An article that appeared last Friday in the Wall Street Journal suggests that at least one U.S. company is providing the Chinese government with access to proprietary U.S. source code as a condition for access to the Chinese market. What could possibly go wrong with that??
Just as a burglar, who normally suspects everyone else of having his own larcenous motives, puts extra bars on his own doors and windows, the Chinese seem to be worried that U.S. software might have backdoors that allow the U.S. to hack into Chinese systems. Imagine that.
IBM has begun allowing officials from China’s Ministry of Industry and Information Technology to examine proprietary source code—the secret sauce behind its software—in a controlled space without the ability to remove it from the room, the people said. It wasn’t clear which products IBM was allowing reviews of or how much time ministry officials can spend looking at the code. The people said the practice was new and implemented recently.
The Wall Street Journal suggests that this access, which is designed to quell Chinese fears that the U.S. will do unto China what China has done unto the U.S., is largely symbolic because the Chinese are not being given sufficient time to comb through thousands of line of code looking for back doors.
The problem here, however, is that most software programs these days, particularly ones that might have “back door” entry concerns, will have encryption; and the EAR poses special restrictions on exporting certain types of encryption source code to certain government end-users. Encryption source code that is classified as ECCN 5D002 (i.e., is not mass market) and is not publicly available is classified under section 740.17(b)(2)(i)(B) of license exception ENC. Under paragraphs (1) and (2) of the Note to 740.17(b)(2), such encryption source code can, after a classification request, be immediately exported under license exception ENC to any end-user (including a government end-user) in a Supplement 3 country and to non-government end-users in countries, such as China, which are not a Supplement 3 country.
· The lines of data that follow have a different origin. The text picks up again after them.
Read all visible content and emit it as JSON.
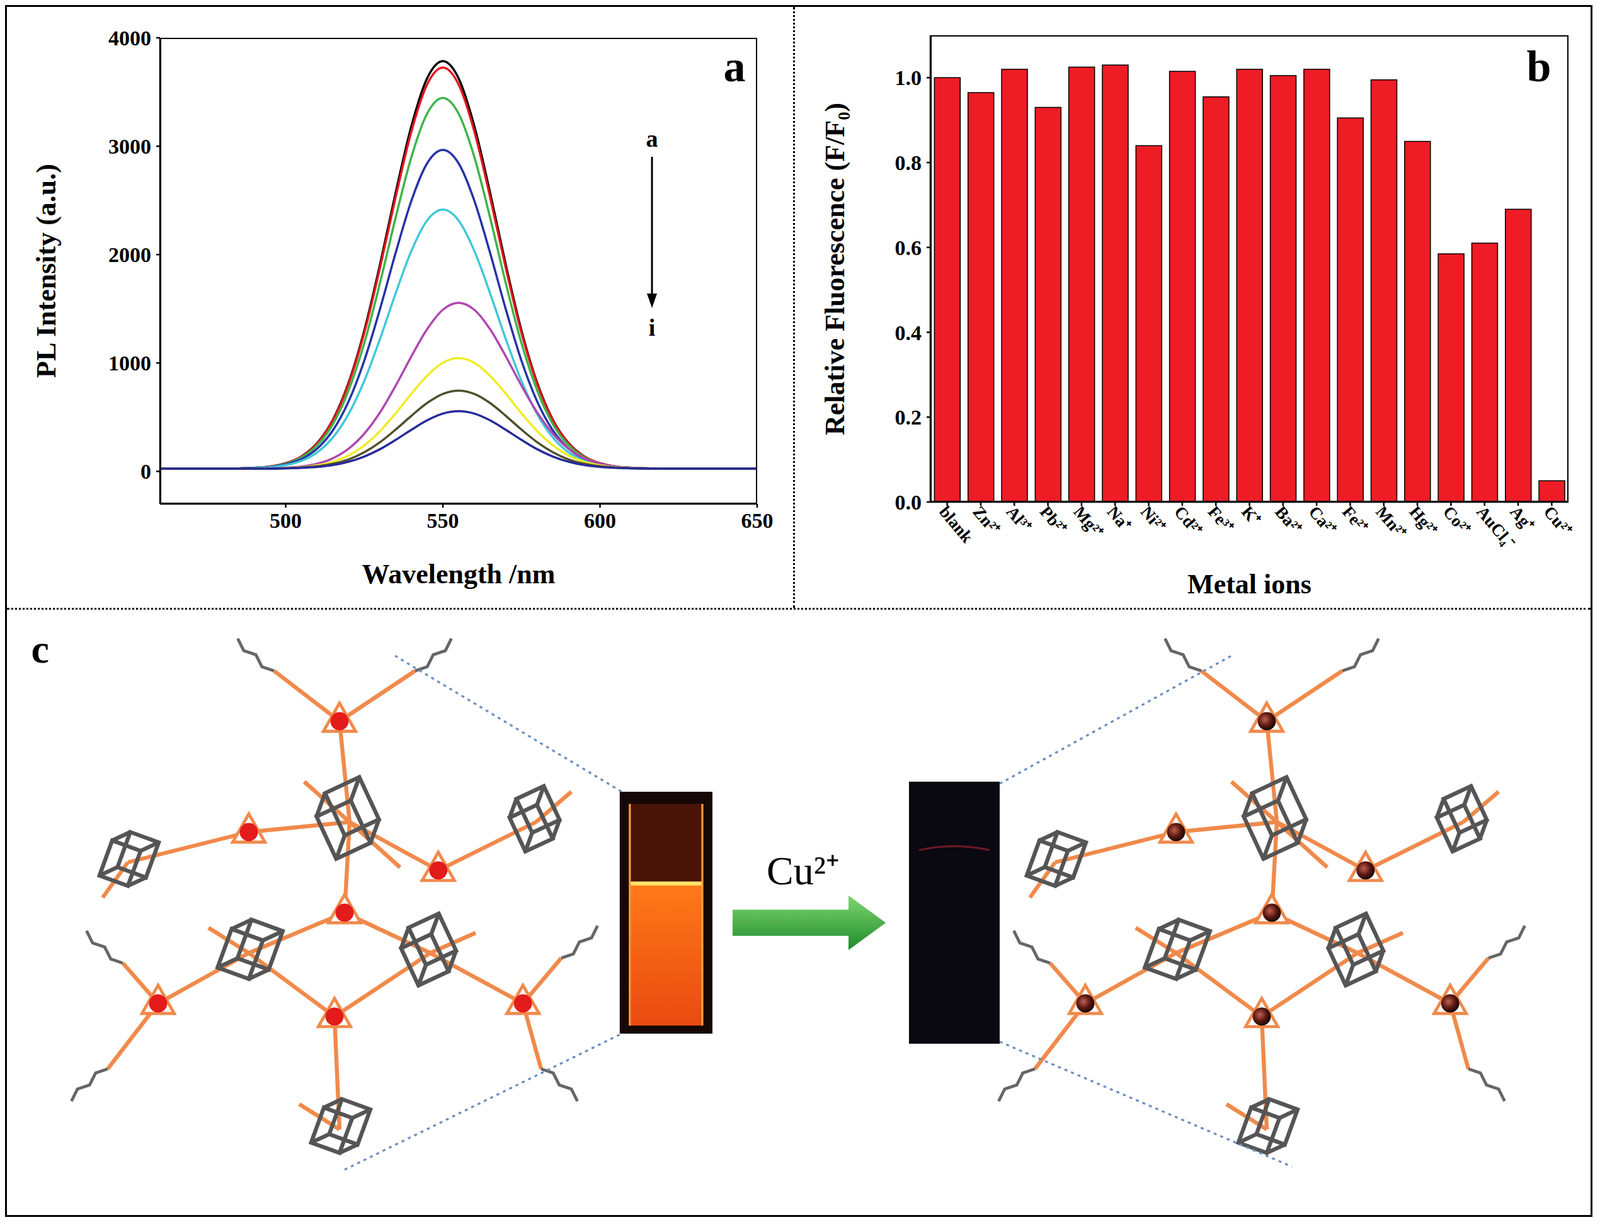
{
  "chart_data": [
    {
      "type": "line",
      "label": "a",
      "x_label": "Wavelength /nm",
      "y_label": "PL Intensity (a.u.)",
      "annotations": [
        "a",
        "i"
      ],
      "x": [
        460,
        470,
        480,
        490,
        495,
        500,
        505,
        510,
        515,
        520,
        525,
        530,
        535,
        540,
        545,
        550,
        555,
        560,
        565,
        570,
        575,
        580,
        585,
        590,
        595,
        600,
        605,
        610,
        620,
        630,
        640,
        650
      ],
      "series": [
        {
          "color": "#000000",
          "values": [
            25,
            25,
            25,
            33,
            45,
            75,
            138,
            261,
            476,
            818,
            1300,
            1909,
            2574,
            3187,
            3627,
            3785,
            3627,
            3187,
            2574,
            1909,
            1300,
            818,
            476,
            261,
            138,
            75,
            45,
            33,
            25,
            25,
            25,
            25
          ]
        },
        {
          "color": "#e8141c",
          "values": [
            25,
            25,
            25,
            32,
            45,
            74,
            136,
            257,
            469,
            806,
            1279,
            1879,
            2534,
            3137,
            3570,
            3725,
            3570,
            3137,
            2534,
            1879,
            1279,
            806,
            469,
            257,
            136,
            74,
            45,
            32,
            25,
            25,
            25,
            25
          ]
        },
        {
          "color": "#3cb44b",
          "values": [
            25,
            25,
            25,
            32,
            43,
            70,
            128,
            240,
            435,
            747,
            1184,
            1738,
            2344,
            2901,
            3301,
            3445,
            3301,
            2901,
            2344,
            1738,
            1184,
            747,
            435,
            240,
            128,
            70,
            43,
            32,
            25,
            25,
            25,
            25
          ]
        },
        {
          "color": "#2632a8",
          "values": [
            25,
            25,
            25,
            31,
            41,
            64,
            113,
            210,
            378,
            645,
            1022,
            1498,
            2018,
            2498,
            2842,
            2965,
            2842,
            2498,
            2018,
            1498,
            1022,
            645,
            378,
            210,
            113,
            64,
            41,
            31,
            25,
            25,
            25,
            25
          ]
        },
        {
          "color": "#40c8d8",
          "values": [
            25,
            25,
            25,
            30,
            38,
            57,
            97,
            175,
            312,
            529,
            835,
            1222,
            1645,
            2035,
            2315,
            2415,
            2315,
            2035,
            1645,
            1222,
            835,
            529,
            312,
            175,
            97,
            57,
            38,
            30,
            25,
            25,
            25,
            25
          ]
        },
        {
          "color": "#b048b0",
          "values": [
            25,
            25,
            25,
            26,
            28,
            33,
            45,
            71,
            121,
            209,
            348,
            544,
            792,
            1062,
            1312,
            1491,
            1555,
            1491,
            1312,
            1062,
            792,
            544,
            348,
            209,
            121,
            71,
            45,
            33,
            26,
            25,
            25,
            25
          ]
        },
        {
          "color": "#f0ec28",
          "values": [
            25,
            25,
            25,
            26,
            27,
            30,
            38,
            56,
            89,
            147,
            240,
            371,
            536,
            717,
            883,
            1002,
            1045,
            1002,
            883,
            717,
            536,
            371,
            240,
            147,
            89,
            56,
            38,
            30,
            26,
            25,
            25,
            25
          ]
        },
        {
          "color": "#50502a",
          "values": [
            25,
            25,
            25,
            26,
            26,
            29,
            35,
            47,
            70,
            111,
            177,
            269,
            386,
            513,
            631,
            715,
            745,
            715,
            631,
            513,
            386,
            269,
            177,
            111,
            70,
            47,
            35,
            29,
            26,
            25,
            25,
            25
          ]
        },
        {
          "color": "#262a9a",
          "values": [
            25,
            25,
            25,
            25,
            26,
            28,
            32,
            41,
            58,
            89,
            137,
            205,
            291,
            384,
            471,
            533,
            555,
            533,
            471,
            384,
            291,
            205,
            137,
            89,
            58,
            41,
            32,
            28,
            25,
            25,
            25,
            25
          ]
        }
      ],
      "xlim": [
        460,
        650
      ],
      "xticks": [
        500,
        550,
        600,
        650
      ],
      "ylim": [
        -300,
        4000
      ],
      "yticks": [
        0,
        1000,
        2000,
        3000,
        4000
      ]
    },
    {
      "type": "bar",
      "label": "b",
      "x_label": "Metal ions",
      "y_label": "Relative Fluorescence (F/F₀)",
      "categories": [
        "blank",
        "Zn²⁺",
        "Al³⁺",
        "Pb²⁺",
        "Mg²⁺",
        "Na⁺",
        "Ni²⁺",
        "Cd²⁺",
        "Fe³⁺",
        "K⁺",
        "Ba²⁺",
        "Ca²⁺",
        "Fe²⁺",
        "Mn²⁺",
        "Hg²⁺",
        "Co²⁺",
        "AuCl₄⁻",
        "Ag⁺",
        "Cu²⁺"
      ],
      "values": [
        1.0,
        0.965,
        1.02,
        0.93,
        1.025,
        1.03,
        0.84,
        1.015,
        0.955,
        1.02,
        1.005,
        1.02,
        0.905,
        0.995,
        0.85,
        0.585,
        0.61,
        0.69,
        0.05
      ],
      "color": "#ee1c24",
      "ylim": [
        0,
        1.1
      ],
      "yticks": [
        {
          "value": 0,
          "label": "0.0"
        },
        {
          "value": 0.2,
          "label": "0.2"
        },
        {
          "value": 0.4,
          "label": "0.4"
        },
        {
          "value": 0.6,
          "label": "0.6"
        },
        {
          "value": 0.8,
          "label": "0.8"
        },
        {
          "value": 1.0,
          "label": "1.0"
        }
      ]
    }
  ],
  "diagram": {
    "label": "c",
    "arrow_label": "Cu²⁺"
  }
}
However, exports of 5D002 encryption source code that is not publicly available, i.e., that is not available by download or otherwise to members of the public, can only be exported to a government end-user outside Supplement 3, such as the Chinese government, with a license from the Bureau of Industry and Security. (A very good chart explaining the baroque complexities of license exception ENC can be found here.)
Now, here’s the catch. Most encryption algorithms are publicly available, but the code used by specific software to implement that algorithm is not. Indeed, if that code were publicly available, the Chinese wouldn’t need to review it, and the reviewing company would not insist that the code be examined in a “controlled space.” Indeed, you have to imagine that it is precisely the non-public code implementing the public algorithm which would be of most interest to Chinese reviewers concerned about U.S. software having back doors for Uncle Sam to come snooping.
Let me be clear: I’m not saying that IBM has broken any laws here. We don’t know whether the software being examined is 5D002 software or, if it is, that IBM hasn’t applied for and received a license. Rather my point is this: companies that consider giving source code access to the Chinese should only move ahead with a great deal of caution if the software utilizes encryption.